Publications [#229615] of H. Frederik Nijhout
- Diamond, SE; Hawkins, SD; Nijhout, HF; Kingsolver, JG, Evolutionary divergence of field and laboratory populations of Manduca sexta in response to host-plant quality,
Ecological Entomology, vol. 35 no. 2
pp. 166-174, WILEY, ISSN 0307-6946 [doi]
(last updated on 2019/05/20)
The tobacco hornworm, Manduca sexta, has been an important model system in insect biology for more than 50 years. In nature, M. sexta successfully utilises a range of host plants that vary in quality. The consequences of laboratory domestication and rearing on artificial diet for fitness of phytophagous insects on natural host plants have not been explored. We examine the evolutionary divergence of two domesticated laboratory populations and a field population (separated for more than 40 years, or > 250 laboratory generations) of M. sexta with respect to performance and fitness on two natural host plants: a typical host plant, tobacco (Nicotiana tabacum) and a novel host plant, devil's claw (Proboscidea louisianica). For both field and laboratory populations, rearing on devil's claw resulted in animals with lower survival, smaller final size, longer development time, and reduced size-corrected fecundity than animals reared on tobacco. Reductions in some fitness components (survival and fecundity) were greater for the laboratory population animals than the field population animals.

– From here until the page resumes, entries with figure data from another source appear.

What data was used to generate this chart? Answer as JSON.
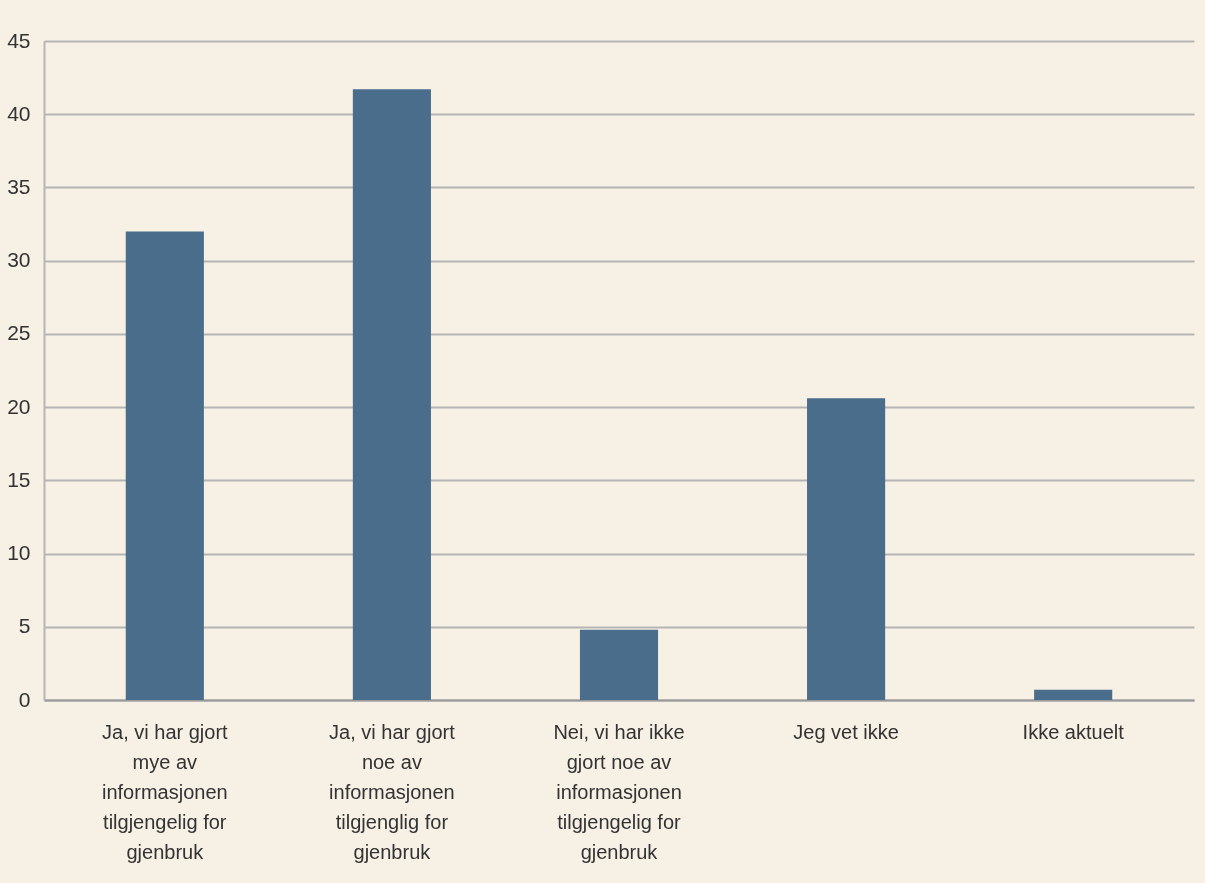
{
  "chart_data": {
    "type": "bar",
    "categories": [
      "Ja, vi har gjort mye av informasjonen tilgjengelig for gjenbruk",
      "Ja, vi har gjort noe av informasjonen tilgjenglig for gjenbruk",
      "Nei, vi har ikke gjort noe av informasjonen tilgjengelig for gjenbruk",
      "Jeg vet ikke",
      "Ikke aktuelt"
    ],
    "values": [
      32,
      41.7,
      4.8,
      20.6,
      0.7
    ],
    "color": "#4a6d8c",
    "ylim": [
      0,
      45
    ],
    "yticks": [
      0,
      5,
      10,
      15,
      20,
      25,
      30,
      35,
      40,
      45
    ],
    "grid": "y"
  }
}
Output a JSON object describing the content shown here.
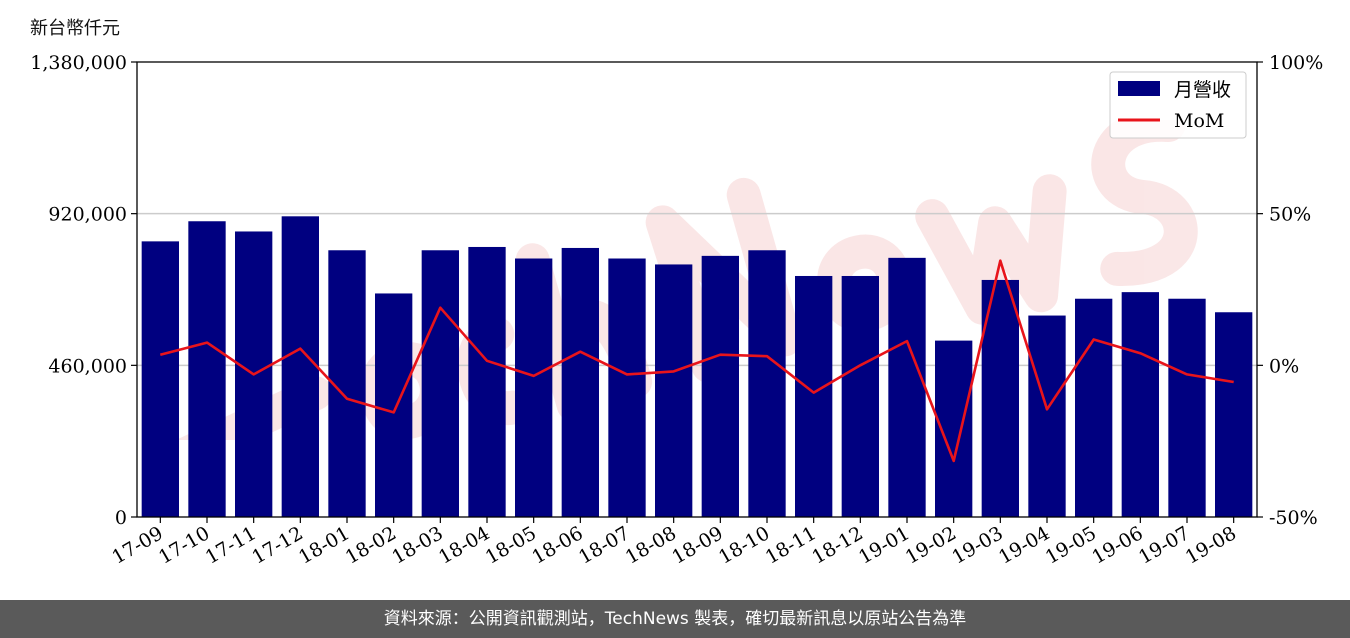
{
  "page": {
    "unit_label": "新台幣仟元",
    "footer": "資料來源：公開資訊觀測站，TechNews 製表，確切最新訊息以原站公告為準",
    "watermark": "TechNews"
  },
  "colors": {
    "bar": "#000080",
    "line": "#e8141b",
    "grid": "#cccccc",
    "footer_bg": "#5a5a5a"
  },
  "chart_data": {
    "type": "bar",
    "categories": [
      "17-09",
      "17-10",
      "17-11",
      "17-12",
      "18-01",
      "18-02",
      "18-03",
      "18-04",
      "18-05",
      "18-06",
      "18-07",
      "18-08",
      "18-09",
      "18-10",
      "18-11",
      "18-12",
      "19-01",
      "19-02",
      "19-03",
      "19-04",
      "19-05",
      "19-06",
      "19-07",
      "19-08"
    ],
    "series": [
      {
        "name": "月營收",
        "type": "bar",
        "axis": "left",
        "values": [
          836000,
          897000,
          866000,
          912000,
          809000,
          678000,
          809000,
          819000,
          784000,
          816000,
          784000,
          766000,
          792000,
          809000,
          731000,
          731000,
          786000,
          535000,
          719000,
          611000,
          662000,
          682000,
          662000,
          621000
        ]
      },
      {
        "name": "MoM",
        "type": "line",
        "axis": "right",
        "values": [
          3.5,
          7.5,
          -3.0,
          5.5,
          -11.0,
          -15.5,
          19.0,
          1.5,
          -3.5,
          4.5,
          -3.0,
          -2.0,
          3.5,
          3.0,
          -9.0,
          0.0,
          8.0,
          -31.5,
          34.5,
          -14.5,
          8.5,
          4.0,
          -3.0,
          -5.5
        ]
      }
    ],
    "y_left": {
      "min": 0,
      "max": 1380000,
      "ticks": [
        0,
        460000,
        920000,
        1380000
      ],
      "tick_labels": [
        "0",
        "460,000",
        "920,000",
        "1,380,000"
      ]
    },
    "y_right": {
      "min": -50,
      "max": 100,
      "ticks": [
        -50,
        0,
        50,
        100
      ],
      "tick_labels": [
        "-50%",
        "0%",
        "50%",
        "100%"
      ]
    },
    "grid": "horizontal",
    "legend": {
      "placement": "top-right",
      "entries": [
        "月營收",
        "MoM"
      ]
    },
    "title": "",
    "xlabel": "",
    "ylabel": ""
  }
}
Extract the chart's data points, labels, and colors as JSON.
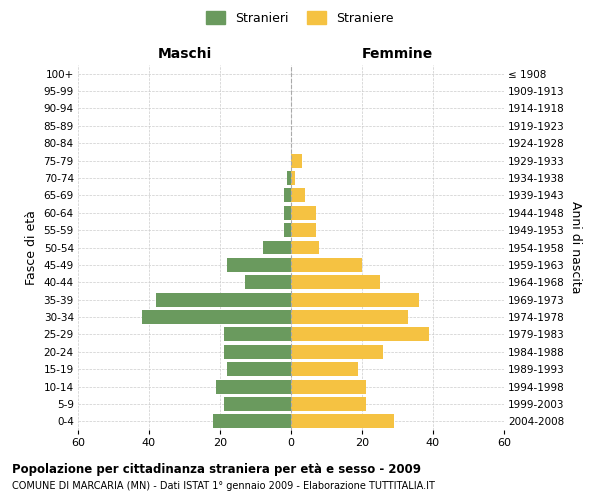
{
  "age_groups": [
    "0-4",
    "5-9",
    "10-14",
    "15-19",
    "20-24",
    "25-29",
    "30-34",
    "35-39",
    "40-44",
    "45-49",
    "50-54",
    "55-59",
    "60-64",
    "65-69",
    "70-74",
    "75-79",
    "80-84",
    "85-89",
    "90-94",
    "95-99",
    "100+"
  ],
  "birth_years": [
    "2004-2008",
    "1999-2003",
    "1994-1998",
    "1989-1993",
    "1984-1988",
    "1979-1983",
    "1974-1978",
    "1969-1973",
    "1964-1968",
    "1959-1963",
    "1954-1958",
    "1949-1953",
    "1944-1948",
    "1939-1943",
    "1934-1938",
    "1929-1933",
    "1924-1928",
    "1919-1923",
    "1914-1918",
    "1909-1913",
    "≤ 1908"
  ],
  "males": [
    22,
    19,
    21,
    18,
    19,
    19,
    42,
    38,
    13,
    18,
    8,
    2,
    2,
    2,
    1,
    0,
    0,
    0,
    0,
    0,
    0
  ],
  "females": [
    29,
    21,
    21,
    19,
    26,
    39,
    33,
    36,
    25,
    20,
    8,
    7,
    7,
    4,
    1,
    3,
    0,
    0,
    0,
    0,
    0
  ],
  "male_color": "#6a9a5e",
  "female_color": "#f5c242",
  "background_color": "#ffffff",
  "grid_color": "#cccccc",
  "title": "Popolazione per cittadinanza straniera per età e sesso - 2009",
  "subtitle": "COMUNE DI MARCARIA (MN) - Dati ISTAT 1° gennaio 2009 - Elaborazione TUTTITALIA.IT",
  "xlabel_left": "Maschi",
  "xlabel_right": "Femmine",
  "ylabel_left": "Fasce di età",
  "ylabel_right": "Anni di nascita",
  "xlim": 60,
  "legend_stranieri": "Stranieri",
  "legend_straniere": "Straniere"
}
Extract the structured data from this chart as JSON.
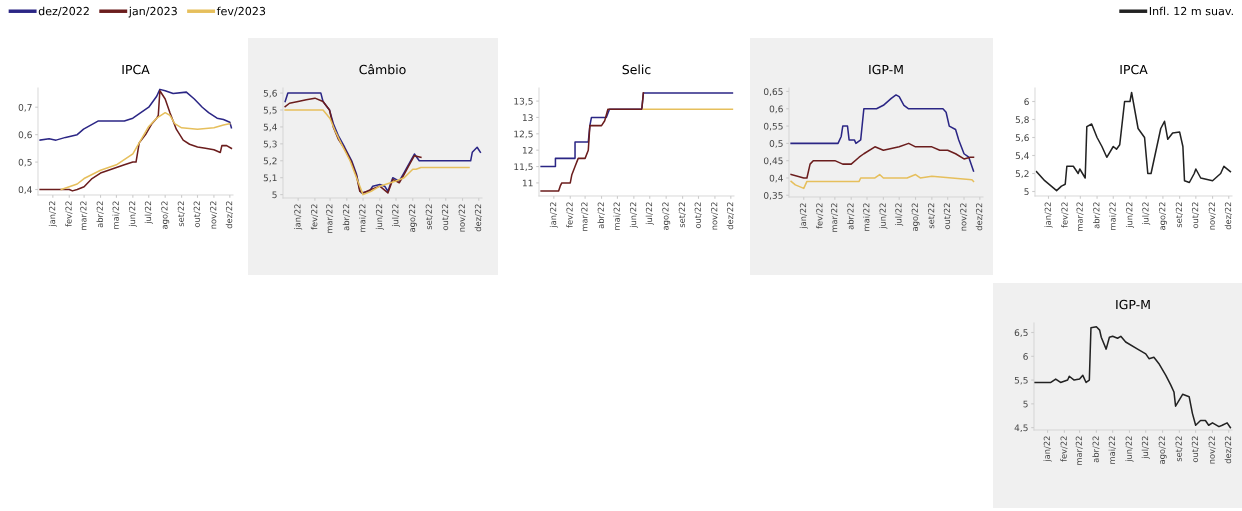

When reared on tobacco, the laboratory population animals had similar or larger pupal masses and slightly shorter development times than when reared on artificial diet, suggesting that laboratory domestication on artificial diet has not greatly affected the ability of M. sexta to perform well on a typical natural host plant. Although field and laboratory populations exhibited qualitatively similar responses to host-plant quality, i.e. reduced performance on devil's claw, the magnitude of this reduction differed across populations, with the domesticated laboratory populations having greater reductions in performance than the field population. The use of domesticated populations as models for responses of field populations may therefore be more appropriate for considering environmental conditions that are relatively benign or near-optimal, than when exploring responses to extreme or stressful conditions. © 2010 The Authors. Journal compilation © 2010 The Royal Entomological Society.